El «sándwich holandés» o el «doble irlandés» no son especialidades culinarias sino trampas fiscales bendecidas por gobiernos europeos para permitir a las grandes empresas adelgazar sus facturas. «Es un gran paso adelante tener una lista de terceros países que no cooperan en materia fiscal, pero si se aplican los mismos criterios a los Estados miembro de la UE, vemos que algunos también facilitan estas prácticas agresivas. Tienen que parar porque perjudica a sus vecinos», denunció el responsable del texto, el socialista danés Jeppe Kofod. «Hay algunos Estados que se están aprovechando vergonzosamente», se quejó el español Ramón Jáuregui, quien responsabiliza de estos desfalcos al bloqueo del Consejo a propuestas para soldar las brechas. ¿Cómo desatascar el problema? El socialista sugiere superar el veto de algunas capitales acabando con el voto unánime en las negociaciones de carácter fiscal.

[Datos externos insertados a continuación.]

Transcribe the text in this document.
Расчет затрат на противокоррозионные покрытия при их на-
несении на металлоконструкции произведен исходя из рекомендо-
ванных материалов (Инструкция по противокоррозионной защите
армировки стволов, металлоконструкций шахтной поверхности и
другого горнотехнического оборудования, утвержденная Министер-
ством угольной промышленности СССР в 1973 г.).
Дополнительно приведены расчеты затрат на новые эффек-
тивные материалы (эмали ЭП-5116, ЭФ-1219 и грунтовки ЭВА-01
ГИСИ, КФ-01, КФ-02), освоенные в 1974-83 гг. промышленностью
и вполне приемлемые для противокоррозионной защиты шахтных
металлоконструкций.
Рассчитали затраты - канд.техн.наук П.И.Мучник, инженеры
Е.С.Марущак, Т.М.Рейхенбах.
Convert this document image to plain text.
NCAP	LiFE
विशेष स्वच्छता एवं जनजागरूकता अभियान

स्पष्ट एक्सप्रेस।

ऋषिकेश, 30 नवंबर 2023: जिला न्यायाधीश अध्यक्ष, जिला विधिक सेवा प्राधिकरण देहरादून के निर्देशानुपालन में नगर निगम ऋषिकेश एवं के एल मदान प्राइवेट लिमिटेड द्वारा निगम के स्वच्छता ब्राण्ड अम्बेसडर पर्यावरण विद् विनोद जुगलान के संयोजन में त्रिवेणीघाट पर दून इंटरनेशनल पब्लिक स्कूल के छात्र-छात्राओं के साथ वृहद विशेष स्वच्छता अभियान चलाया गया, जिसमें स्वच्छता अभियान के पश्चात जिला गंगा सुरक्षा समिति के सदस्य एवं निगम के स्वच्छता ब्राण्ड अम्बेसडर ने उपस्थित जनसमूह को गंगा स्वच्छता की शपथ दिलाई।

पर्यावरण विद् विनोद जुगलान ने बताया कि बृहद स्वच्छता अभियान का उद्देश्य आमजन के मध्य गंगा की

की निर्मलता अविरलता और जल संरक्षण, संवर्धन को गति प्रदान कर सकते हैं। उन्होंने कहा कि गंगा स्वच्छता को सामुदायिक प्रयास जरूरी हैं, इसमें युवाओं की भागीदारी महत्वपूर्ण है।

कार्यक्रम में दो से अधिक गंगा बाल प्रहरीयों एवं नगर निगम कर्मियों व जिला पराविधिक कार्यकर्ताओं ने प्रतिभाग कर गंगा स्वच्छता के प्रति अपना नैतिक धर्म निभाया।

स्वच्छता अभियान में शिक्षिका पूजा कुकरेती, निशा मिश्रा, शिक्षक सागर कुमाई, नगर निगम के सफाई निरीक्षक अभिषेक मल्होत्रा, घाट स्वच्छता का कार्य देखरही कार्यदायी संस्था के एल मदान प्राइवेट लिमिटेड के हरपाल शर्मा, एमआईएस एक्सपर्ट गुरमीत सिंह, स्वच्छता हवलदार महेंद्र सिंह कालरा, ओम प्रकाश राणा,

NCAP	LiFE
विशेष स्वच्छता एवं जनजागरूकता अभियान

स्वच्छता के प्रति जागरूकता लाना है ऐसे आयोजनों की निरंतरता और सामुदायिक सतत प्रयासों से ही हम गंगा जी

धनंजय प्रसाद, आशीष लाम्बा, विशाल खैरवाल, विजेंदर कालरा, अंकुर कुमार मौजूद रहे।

«Hay muchos gobiernos que no han tenido voluntad para luchar contra la evasión fiscal, bloqueando la tasa digital o la base común para el impuesto de sociedades. Luxemburgo, Bélgica o Países Bajos están actuando de facto como paraísos fiscales», denunció el eurodiputado italiano Nicola Caputo. No es coincidencia que, cinco años después de que estallase el escándalo Luxleaks, la Comisión Europea, dirigida por el entonces primer ministro y ministro de Finanzas luxemburgués, Jean Claude Juncker, solo abriese la investigación a uno de los cerca de 500 menús fiscales que ofreció su país a grandes empresas. A Bruselas no le ha temblado el pulso cuando otros países europeos perpetraron trampas similares. La comisaria de Competencia, Margrethe Vestager, obligó a Irlanda en agosto del 2016 a recuperar alrededor de 13.000 millones de euros que su Hacienda le había perdonado a Apple. Dublín se opuso al ver peligrar su modelo de negocio. Lo mismo tuvo que hacer Holanda con Sturbucks.

Policía financiera europea

«No deben existir agujeros negros ni se debería tener que sospechar de nadie […]. Hay que acabar con la planificación fiscal agresiva entre países miembro», deslizó el comisario de Economía, Pierre Moscovici. El francés deja un legado de 18 propuestas de fiscalidad y 8 contra el fraude y evasión fiscal. Ha sido el abanderado en la cruzada de la Comisión Juncker contra la erosión de las arcas públicas. En otro tiempo se consideró un logro cerrar acuerdos de intercambio automático de información con países como Andorra, Mónaco, Suiza, San Marino y Liechtenstein, hoy los ojos están puestos en la competencia fiscal entre Estados miembro. ¿Cómo evitar que las multinacionales aprovechen la competencia entre capitales europeas? Como nadie saca la bandera blanca, el Parlamento Europeo ha exigido a Bruselas crear en el marco de Europol una policía financiera europea que cuente con competencias propias para investigar y perseguir delitos transfronterizos.